Emotional Support Turkey Flies Delta Airlines
Did you see the photo of a turkey that took the Internet by storm after boarding a Delta Airlines passenger flight? It showed the bird sitting opened beaked while being hugged by its owner. Another photo was also shared online of the turkey being transported in a wheelchair. It is believed the turkey was given a seat on the plane as an "emotional support animal."
Italy Requires Silent Fireworks for Animals
If you're a pet parent, there's probably a few days of the year you dread - like New Year's Eve or the Fourth of July. Fireworks wreak havoc on animals, especially dogs, with their sensitive hearing. Many even hurt themselves trying to escape or hide. They can bolt and risk getting lost, hit by cars and wind up in a shelter. Well, one town in Italy took a big step to reduce the fear of fireworks in their non-human population by making a law that fireworks in their town must be silent as a way of reducing the stress that the loud noises cause to animals-not just pets, but wildlife too.

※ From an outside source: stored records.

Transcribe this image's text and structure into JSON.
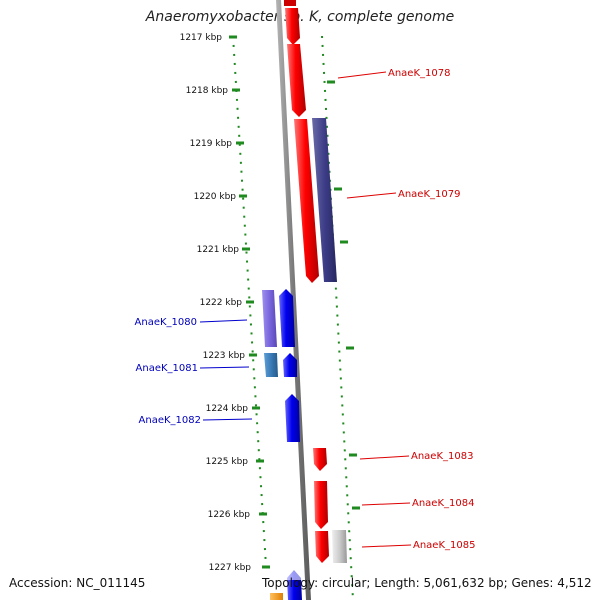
{
  "title": "Anaeromyxobacter sp. K, complete genome",
  "footer": {
    "accession": "Accession: NC_011145",
    "summary": "Topology: circular; Length: 5,061,632 bp; Genes: 4,512"
  },
  "ticks": [
    "1217 kbp",
    "1218 kbp",
    "1219 kbp",
    "1220 kbp",
    "1221 kbp",
    "1222 kbp",
    "1223 kbp",
    "1224 kbp",
    "1225 kbp",
    "1226 kbp",
    "1227 kbp"
  ],
  "genes": [
    {
      "label": "AnaeK_1078",
      "strand": "plus",
      "color": "#ff0000"
    },
    {
      "label": "AnaeK_1079",
      "strand": "plus",
      "color": "#e00000"
    },
    {
      "label": "AnaeK_1080",
      "strand": "minus",
      "color": "#0000dd"
    },
    {
      "label": "AnaeK_1081",
      "strand": "minus",
      "color": "#0000dd"
    },
    {
      "label": "AnaeK_1082",
      "strand": "minus",
      "color": "#0000dd"
    },
    {
      "label": "AnaeK_1083",
      "strand": "plus",
      "color": "#dd0000"
    },
    {
      "label": "AnaeK_1084",
      "strand": "plus",
      "color": "#dd0000"
    },
    {
      "label": "AnaeK_1085",
      "strand": "plus",
      "color": "#dd0000"
    }
  ],
  "colors": {
    "plus_label": "#cc0000",
    "minus_label": "#0000bb",
    "tick": "#1f8a1f",
    "backbone": "#808080"
  }
}
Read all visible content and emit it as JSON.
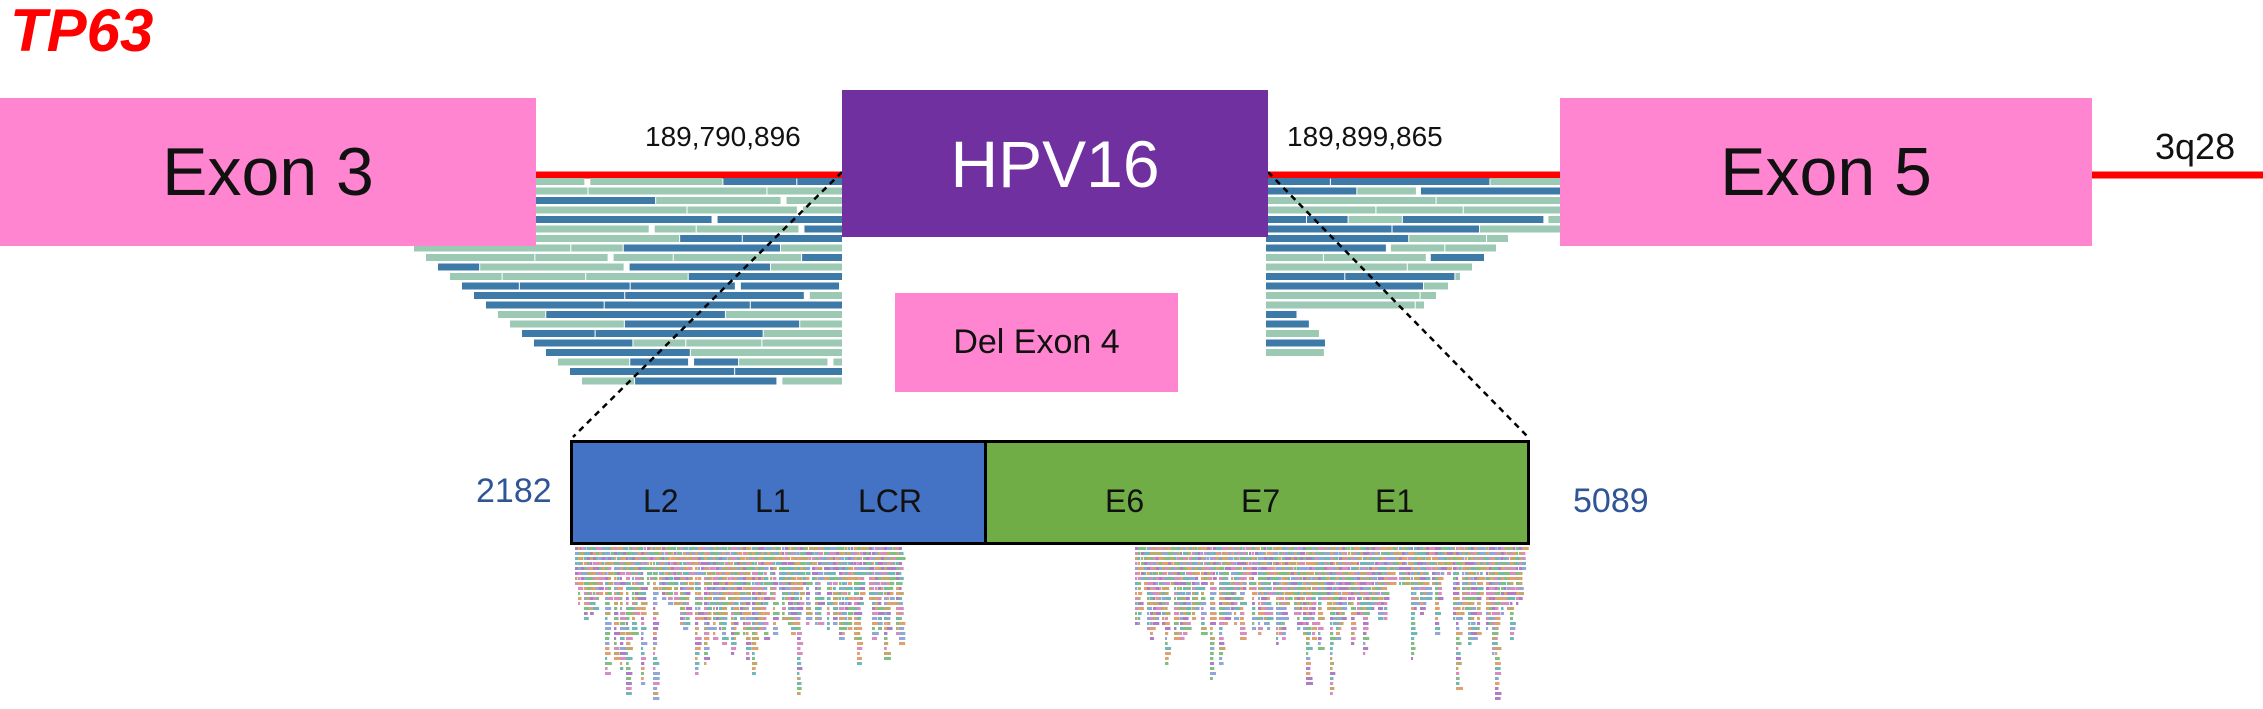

Dog's Owner Passed Away - Hospital Adopted Dog as Mascot
A dog named Pirate and his owner arrived at a hospital in Argentina. The dog's owner went in for surgery and sadly passed away. Pirate never left the hospital and then roamed the halls, hoping to meet again with his human and best friend. Hospital workers didn't know the dog's real name, but they dubbed him Pirate because no matter how hard they tried to keep the dog outside hospital walls, the pooch re-entered the health center and visited the last place he saw his owner alive, room 404. When the pet owner died, the hospital's staff wanted the dog gone. However their feelings towards the pet changed when they realized how loyal the dog was. Pirate was loved by all staff members and had been officially adopted as the hospital's mascot. Pirate came and went as he pleased. No one really knew where to find Pirate during the day, but at night they could always find him comfortably sleeping outside room 404.